Assim, de modo geral, a infra-estrutura do cinema colonial belga não deu ensejo a uma reapropriação pós-colonial, e o fato de que os filmes coloniais permanecem em arquivos belgas evidencia a continuidade da captura colonial ainda hoje. Revirar o arquivo colonial é fundamental para confrontar a violência que o funda.

Ao lado da produção voltada para africanos, e eventualmente participando desse campo, mas também produzindo de forma muito significativa para o público belga, outros cineastas coloniais se destacam nessa história (e aqui saio do capítulo de Diawara como referência básica).

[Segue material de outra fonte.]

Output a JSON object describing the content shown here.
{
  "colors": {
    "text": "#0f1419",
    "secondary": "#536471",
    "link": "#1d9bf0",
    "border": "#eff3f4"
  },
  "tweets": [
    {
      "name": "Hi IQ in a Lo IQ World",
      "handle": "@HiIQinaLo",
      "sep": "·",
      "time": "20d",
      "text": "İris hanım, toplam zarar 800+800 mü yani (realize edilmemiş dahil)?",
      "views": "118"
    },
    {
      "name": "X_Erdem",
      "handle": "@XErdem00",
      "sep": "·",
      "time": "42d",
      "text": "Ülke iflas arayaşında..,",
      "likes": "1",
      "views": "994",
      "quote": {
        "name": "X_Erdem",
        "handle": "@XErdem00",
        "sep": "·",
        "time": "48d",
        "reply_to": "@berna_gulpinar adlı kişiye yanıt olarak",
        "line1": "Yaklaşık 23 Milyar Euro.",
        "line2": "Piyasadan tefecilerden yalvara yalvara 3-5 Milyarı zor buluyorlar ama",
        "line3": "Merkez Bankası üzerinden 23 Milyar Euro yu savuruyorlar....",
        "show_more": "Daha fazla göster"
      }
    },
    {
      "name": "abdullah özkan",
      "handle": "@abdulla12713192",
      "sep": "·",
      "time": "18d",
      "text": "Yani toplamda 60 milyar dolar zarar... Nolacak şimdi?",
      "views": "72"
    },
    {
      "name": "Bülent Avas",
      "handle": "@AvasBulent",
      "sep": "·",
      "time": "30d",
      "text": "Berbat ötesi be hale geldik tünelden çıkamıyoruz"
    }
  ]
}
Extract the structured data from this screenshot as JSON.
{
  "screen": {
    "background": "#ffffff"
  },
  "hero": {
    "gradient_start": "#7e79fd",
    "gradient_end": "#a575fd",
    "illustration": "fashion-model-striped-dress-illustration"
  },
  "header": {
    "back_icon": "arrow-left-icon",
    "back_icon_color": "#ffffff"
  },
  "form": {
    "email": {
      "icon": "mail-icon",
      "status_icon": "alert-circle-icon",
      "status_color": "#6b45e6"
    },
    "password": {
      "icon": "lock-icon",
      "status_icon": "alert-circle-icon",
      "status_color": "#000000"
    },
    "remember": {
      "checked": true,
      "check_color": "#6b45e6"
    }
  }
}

Em diferentes períodos parcialmente sobrepostos, aparecem as figuras de Ernest Genval, Gérard De Boe, André Cauvin.

Cauvin é o diretor de um filme muito significativo de 1955, chamado Bwana Kitoko, no qual registra e enaltece uma visita que o rei Baudouin da Bélgica faz à colônia. Um verdadeiro conservacionista ambiental, preocupado com a natureza selvagem…

Em Bwana Kitoko, o ambientalismo de Baudouin não contradiz o extrativismo característico do Congo Belga. O trabalho negro aparece como uma instância de modernização, e chegamos a acompanhar brevemente o homem que aparece em uma das imagens abaixo.

Ele é também um pintor, e presenteia o rei Baudouin com uma de suas pinturas durante a visita real. Bwana Kitoko se destaca nessa produção de discursos coloniais sobre a África, como um filme em cores que tem algumas das imagens mais impressionantes da colonização.

Se lidas a contrapelo, essas imagens revelam seu contundente valor de testemunho, como evidências do colonialismo, de suas ideologias e, sobretudo, de seu desenvolvimento material. São evidências de uma violência que as próprias imagens, no contexto dos filmes em que se inserem, pretendem negar, apagar, fazer esquecer. Uma tarefa política crucial diante do arquivo colonial, de modo geral, é o reconhecimento dos rastros da violência que as constitui. Com base no reconhecimento da violência do arquivo, torna-se possível mobilizar um desejo ético fundamental de redistribuição da violência colonial.